Work Location: Remote
Engineer/SME
Key Activities:
Unified Monitoring Framework: Build an integrated solution leveraging existing tools (Splunk, Dynatrace, security platforms) and local logs from Windows/Linux servers, infrastructure components (storage arrays, SAN switches, network devices), databases (Oracle, SQL Server, MySQL, MongoDB), backup systems (Rubrik, Data Domain, Infinibox), compute nodes (Dell servers), VMware environments, IBM Power/AIX, and IBM LinuxOne.
Automated Alerting & Proactive Response: Develop intelligent alerting mechanisms and automated remediation workflows to reduce manual intervention and accelerate incident resolution.
Data Integration & Gap Closure: Aggregate and normalize data from multiple sources, including platform tools and local logs, to fill visibility gaps and provide actionable insights.
Dashboard Development: Create a common GUI-based dashboard for real-time monitoring, alerting, and reporting across all infrastructure layers.

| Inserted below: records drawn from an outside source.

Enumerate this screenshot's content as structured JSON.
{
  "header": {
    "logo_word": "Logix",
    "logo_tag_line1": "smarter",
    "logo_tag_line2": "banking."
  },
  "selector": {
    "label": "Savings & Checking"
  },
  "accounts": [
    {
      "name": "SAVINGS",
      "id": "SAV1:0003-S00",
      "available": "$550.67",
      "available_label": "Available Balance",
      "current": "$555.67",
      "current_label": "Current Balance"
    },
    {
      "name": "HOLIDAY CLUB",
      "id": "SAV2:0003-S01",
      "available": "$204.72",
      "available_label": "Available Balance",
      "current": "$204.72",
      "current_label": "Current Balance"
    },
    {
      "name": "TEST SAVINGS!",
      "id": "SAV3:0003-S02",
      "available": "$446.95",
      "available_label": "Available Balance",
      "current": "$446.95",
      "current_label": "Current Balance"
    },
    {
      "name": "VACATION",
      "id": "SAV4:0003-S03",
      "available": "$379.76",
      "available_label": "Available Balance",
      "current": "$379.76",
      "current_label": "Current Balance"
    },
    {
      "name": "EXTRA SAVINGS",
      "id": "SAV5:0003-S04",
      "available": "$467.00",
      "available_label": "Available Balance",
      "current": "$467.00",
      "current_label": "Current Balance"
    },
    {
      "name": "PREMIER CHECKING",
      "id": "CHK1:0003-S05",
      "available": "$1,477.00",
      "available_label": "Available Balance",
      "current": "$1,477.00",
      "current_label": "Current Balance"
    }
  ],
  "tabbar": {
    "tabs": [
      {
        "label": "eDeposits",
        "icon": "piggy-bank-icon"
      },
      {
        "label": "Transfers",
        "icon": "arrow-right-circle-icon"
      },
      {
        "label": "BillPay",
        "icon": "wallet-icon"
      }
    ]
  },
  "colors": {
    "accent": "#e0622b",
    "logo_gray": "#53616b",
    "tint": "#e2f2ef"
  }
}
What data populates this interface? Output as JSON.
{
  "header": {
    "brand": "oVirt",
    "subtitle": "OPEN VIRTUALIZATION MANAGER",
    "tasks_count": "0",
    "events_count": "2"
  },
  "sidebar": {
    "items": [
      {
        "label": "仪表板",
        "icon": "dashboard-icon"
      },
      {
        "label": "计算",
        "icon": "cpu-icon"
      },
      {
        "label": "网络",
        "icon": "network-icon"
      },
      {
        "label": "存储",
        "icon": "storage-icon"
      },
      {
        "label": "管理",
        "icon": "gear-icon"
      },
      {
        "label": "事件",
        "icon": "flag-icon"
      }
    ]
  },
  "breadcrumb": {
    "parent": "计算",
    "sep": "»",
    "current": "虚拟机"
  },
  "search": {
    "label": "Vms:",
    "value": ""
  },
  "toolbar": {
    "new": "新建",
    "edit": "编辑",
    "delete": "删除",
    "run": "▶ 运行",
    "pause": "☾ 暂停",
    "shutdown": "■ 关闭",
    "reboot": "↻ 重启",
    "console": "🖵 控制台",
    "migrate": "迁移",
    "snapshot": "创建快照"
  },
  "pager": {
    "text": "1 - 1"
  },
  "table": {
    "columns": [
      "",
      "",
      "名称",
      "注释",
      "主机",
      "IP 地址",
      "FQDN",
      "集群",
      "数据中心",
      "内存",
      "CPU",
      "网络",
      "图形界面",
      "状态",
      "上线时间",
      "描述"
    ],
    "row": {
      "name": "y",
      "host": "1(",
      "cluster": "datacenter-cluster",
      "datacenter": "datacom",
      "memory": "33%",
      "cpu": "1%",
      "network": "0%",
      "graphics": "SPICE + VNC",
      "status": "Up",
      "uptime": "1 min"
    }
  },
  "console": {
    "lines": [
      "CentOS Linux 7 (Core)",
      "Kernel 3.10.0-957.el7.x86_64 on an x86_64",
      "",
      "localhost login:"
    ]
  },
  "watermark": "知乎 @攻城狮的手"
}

Skills & Tools: Utilize Ansible, Python, PowerShell, shell scripting, and GUI development to deliver scalable automation solutions.
Business Impact:
Improved Reliability: Proactive detection and automated remediation reduce outages and service degradation.
Operational Efficiency: Significant reduction in manual monitoring and troubleshooting efforts.
Enhanced Security & Compliance: Centralized visibility into logs and alerts ensures faster response to security events.
Scalability: A common framework supports growth and complexity without proportional increases in headcount.
Job Skill Requirements and Experience:
Core Technical Skills:
Automation & Scripting:
Proficiency in Python, Ansible, PowerShell, and shell scripting (Bash/Korn).
Ability to develop automation workflows for monitoring, alerting, and remediation.
Monitoring & Logging Tools:
Hands-on experience with Splunk, Dynatrace, and other enterprise monitoring platforms.
Familiarity with log aggregation and parsing from multiple sources (OS, applications, infrastructure components).
Infrastructure Knowledge:
Strong understanding of Linux (RHEL) and Windows Server environments.
Exposure VMware, IBM Power/AIX, and IBM LinuxOne systems.
Knowledge of storage arrays, SAN switches, network switches, and IP traffic monitoring.
Experience with backup platforms (Rubrik, Data Domain, Infinibox).
Familiarity with database systems (Oracle, SQL Server, MySQL, MongoDB).
GUI Development: Ability to build dashboard interfaces for real-time monitoring and alerting (using frameworks like Flask/Django for Python or similar).
Additional Skills:
Data Integration: Ability to aggregate and normalize data from multiple sources for unified alerting.
Security & Compliance Awareness: Understanding security logs and compliance requirements for infrastructure monitoring.
Problem-Solving & Creativity: Ability to identify gaps in current monitoring and design innovative solutions.
Experience:
5+ years in infrastructure automation or systems engineering roles.
Proven track record in building automation frameworks and monitoring solutions.
Experience working in large-scale, distributed environments with global teams.
Prior involvement in proactive alerting and automated remediation projects is highly desirable.